Rythmes scolaires : Hamon menace, sa com' temporise

Laurence Valdés
Publié le 12 juin 2014 à 14h34
 Rythmes scolaires : Hamon menace, sa com' temporise

ECOLES - Le ministre de l'Education nationale a assuré ce jeudi que les maires qui refusent d'appliquer la réforme des rythmes scolaires à la rentrée seront dans l'illégalité et donc condamnés. Metronews a contacté son service de presse pour savoir à quoi les élus s'exposent, mais n'a obtenu que des réponses partielles.

Hamon tape du poing sur la table. Alors que des maires hésitent encore à se mettre au diapason des nouveaux rythmes scolaires, le ministre de l'Education a souligné ce jeudi matin sur France Info que ces élus seraient dans l'illégalité. "Un maire qui n'ouvrirait pas le mercredi alors qu'il doit y avoir classe, c'est aussi absurde qu'un maire qui n'ouvrirait pas une école le dimanche alors que c'est un jour de vote. Je vois mal des maires s'entêter dans une posture comme celle-ci. C'est parfaitement illégal, ils seraient condamnés comme tel", a-t-il lancé sur les ondes.

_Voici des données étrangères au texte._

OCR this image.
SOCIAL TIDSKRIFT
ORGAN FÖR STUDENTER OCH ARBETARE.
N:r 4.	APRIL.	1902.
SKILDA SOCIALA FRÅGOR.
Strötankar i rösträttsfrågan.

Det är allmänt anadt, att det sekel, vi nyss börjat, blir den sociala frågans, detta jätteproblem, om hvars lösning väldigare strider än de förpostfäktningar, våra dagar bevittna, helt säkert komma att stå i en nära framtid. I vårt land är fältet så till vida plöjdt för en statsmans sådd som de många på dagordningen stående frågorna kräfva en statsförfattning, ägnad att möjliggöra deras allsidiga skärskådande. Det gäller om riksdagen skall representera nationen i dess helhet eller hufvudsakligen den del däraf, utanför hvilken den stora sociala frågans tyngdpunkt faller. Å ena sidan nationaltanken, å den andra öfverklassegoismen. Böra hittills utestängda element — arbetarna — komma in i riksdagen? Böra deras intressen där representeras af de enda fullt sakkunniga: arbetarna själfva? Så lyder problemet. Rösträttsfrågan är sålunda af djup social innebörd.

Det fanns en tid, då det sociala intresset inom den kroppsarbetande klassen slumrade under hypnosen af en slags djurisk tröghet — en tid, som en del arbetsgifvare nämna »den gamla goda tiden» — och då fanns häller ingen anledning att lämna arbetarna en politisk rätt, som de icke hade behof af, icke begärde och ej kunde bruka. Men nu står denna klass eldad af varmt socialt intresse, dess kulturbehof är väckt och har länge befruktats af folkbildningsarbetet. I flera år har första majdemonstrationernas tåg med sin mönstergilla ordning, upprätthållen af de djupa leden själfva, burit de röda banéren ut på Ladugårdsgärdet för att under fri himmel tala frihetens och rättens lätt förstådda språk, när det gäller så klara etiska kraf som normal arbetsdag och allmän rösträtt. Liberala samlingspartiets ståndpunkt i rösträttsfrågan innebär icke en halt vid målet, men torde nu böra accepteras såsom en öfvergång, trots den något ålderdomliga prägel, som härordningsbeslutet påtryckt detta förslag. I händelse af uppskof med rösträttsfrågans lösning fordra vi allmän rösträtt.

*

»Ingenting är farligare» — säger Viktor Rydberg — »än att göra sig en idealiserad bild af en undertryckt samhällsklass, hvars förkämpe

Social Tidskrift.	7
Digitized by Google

Concrètement, à quelles condamnations s'exposent les élus en question? Interrogé par metronews à propos de cette déclaration, l'entourage du ministre de l'Education nationale s'est montré bien moins incisif. "Les condamnations? On n'en est pas là!, nous a-t-on répondu. Il n'empêche que, comme Benoît Hamon l'a dit, l'élu qui n'appliquerait pas la semaine de cinq jours incluant le mercredi matin à la rentrée 2014 serait bien en infraction.

Le temps périscolaire est en revanche de la responsabilité des maires. "On ne peut pas les obliger à proposer des activités mais en leur absence l'Etat est tenu d'assurer un accueil pour que les enfants ne se retrouvent pas à la rue à 14h30 par exemple", précise-t-on. En dépit du fait que ces activités soient facultatives, les communes toucheront quand même 50 euros d'aide par an et par enfant. Les administrés pourront alors demander des comptes.

Injonction du tribunal administratif

"Le temps scolaire ne relève pas de la compétence du maire mais bien de celle de l'Education nationale. Si un élu ne l'applique pas, il est possible de saisir le tribunal administratif qui peut prononcer une injonction, d'autant qu'il ne faut pas oublier que le maire est un représentant de l'Etat", précise le bureau de presse.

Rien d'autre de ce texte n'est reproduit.